News
Good intentions
President’s Column: April 2026
The regional meetings of the BCSA always contain an agenda item on the state of trade, which often prompts a lively discussion. It’s fair to say that for a long period of time now members have been fairly downbeat regarding future prospects, facing reduced workload and projects just not progressing. However, since the start of this year there have been encouraging signs that the construction market has finally turned a corner and at last, I like many others, was able to report some increased optimism for the coming six months. However, between filling in the report and attending the Irish regional meeting at the start of March, the USA and Israel attacked Iran and everything changed overnight.
During the meeting, several members expressed obvious concerns for the future regarding energy costs and client confidence, but another more pressing issue emerged regarding the actual supply of steel from the rolling mills. The main producers all announced a temporary suspension of the sale of structural sections to the UK and Ireland markets, while they assessed the impact of the war on material and energy costs. It seems inevitable that there will be a rise in section prices coming, but the more immediate impact for ourselves were both supply to existing contracts and the inability to provide price surety for clients on new work. Then, in the middle of March the long-awaited UK Steel Strategy was finally published.

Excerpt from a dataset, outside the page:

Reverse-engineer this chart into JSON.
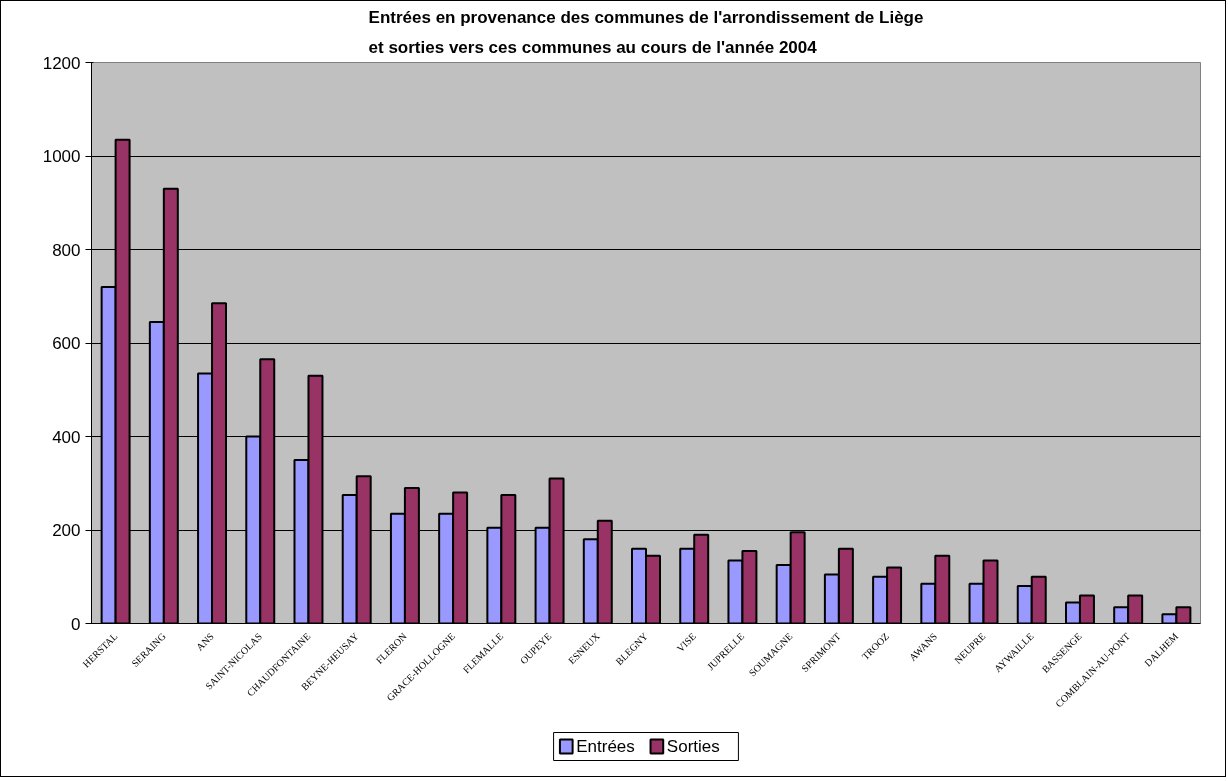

The strategy has the long term aims of both ensuring greater home-grown production of steel with less reliance on imports through the use of quotas and tariffs, while at the same time achieving overall decarbonisation with the adoption of EAF. These aims are laudable and provide reassurance to our steel producers regarding their market going forward and in turn provide the confidence to carry out the investment required in their production facilities.
However, it should be noted that the structural steelwork industry is not confined to the producers alone and at present imported fabricated steelwork will not be subject to quotas. It is hard to foresee a future where steel produced in the UK and EU would be cheaper than imported raw material from elsewhere in the world, so it seems inevitable that the steel bought by UK and Irish fabricators will increase in cost in turn making locally fabricated steel more expensive. This opens two possibilities; developers may decide to build in other materials all together, reducing the overall market share for structural steelwork or they will simply opt to import fabricated steelwork. Another issue is that the product codes describing fabricated steel can be manipulated and evidence from other countries has shown that it is possible to avoid raw material important quotas by delivering material with minimal fabricated content.
There are inherent dangers when an admirable long term intention is put in place without fully considering the potential short to medium term implications for the companies actually working within that market. I recently read an article in The Telegraph regarding the tribulations of a car salesman trying to meet EV sales targets. Again, no one had a problem with the objective of trying to replace ICE vehicles, but the process itself is causing serious harm to the UK and EU car industry. The EU has a deadline stating that from 2035 90% of all new cars sold must be zero emission. Consumers within the UK and EU remain reluctant to change to EVs and as a result car companies resort to heavy discounting to meet their sales targets with prices that are simply unsustainable.
However, in the background China with its lower labour and production costs can build comparable vehicles considerably cheaper and has gone from zero to a 10% market share within Britain in only 18 months, increasing the pressure on local suppliers. While the objective is noble, the process, implementation and lack of flexibility has hurt our local industry and we need to ensure that the Steel Strategy does not go down the same route. There is much that is good here but we must be careful as the road to hell is paved with good intentions.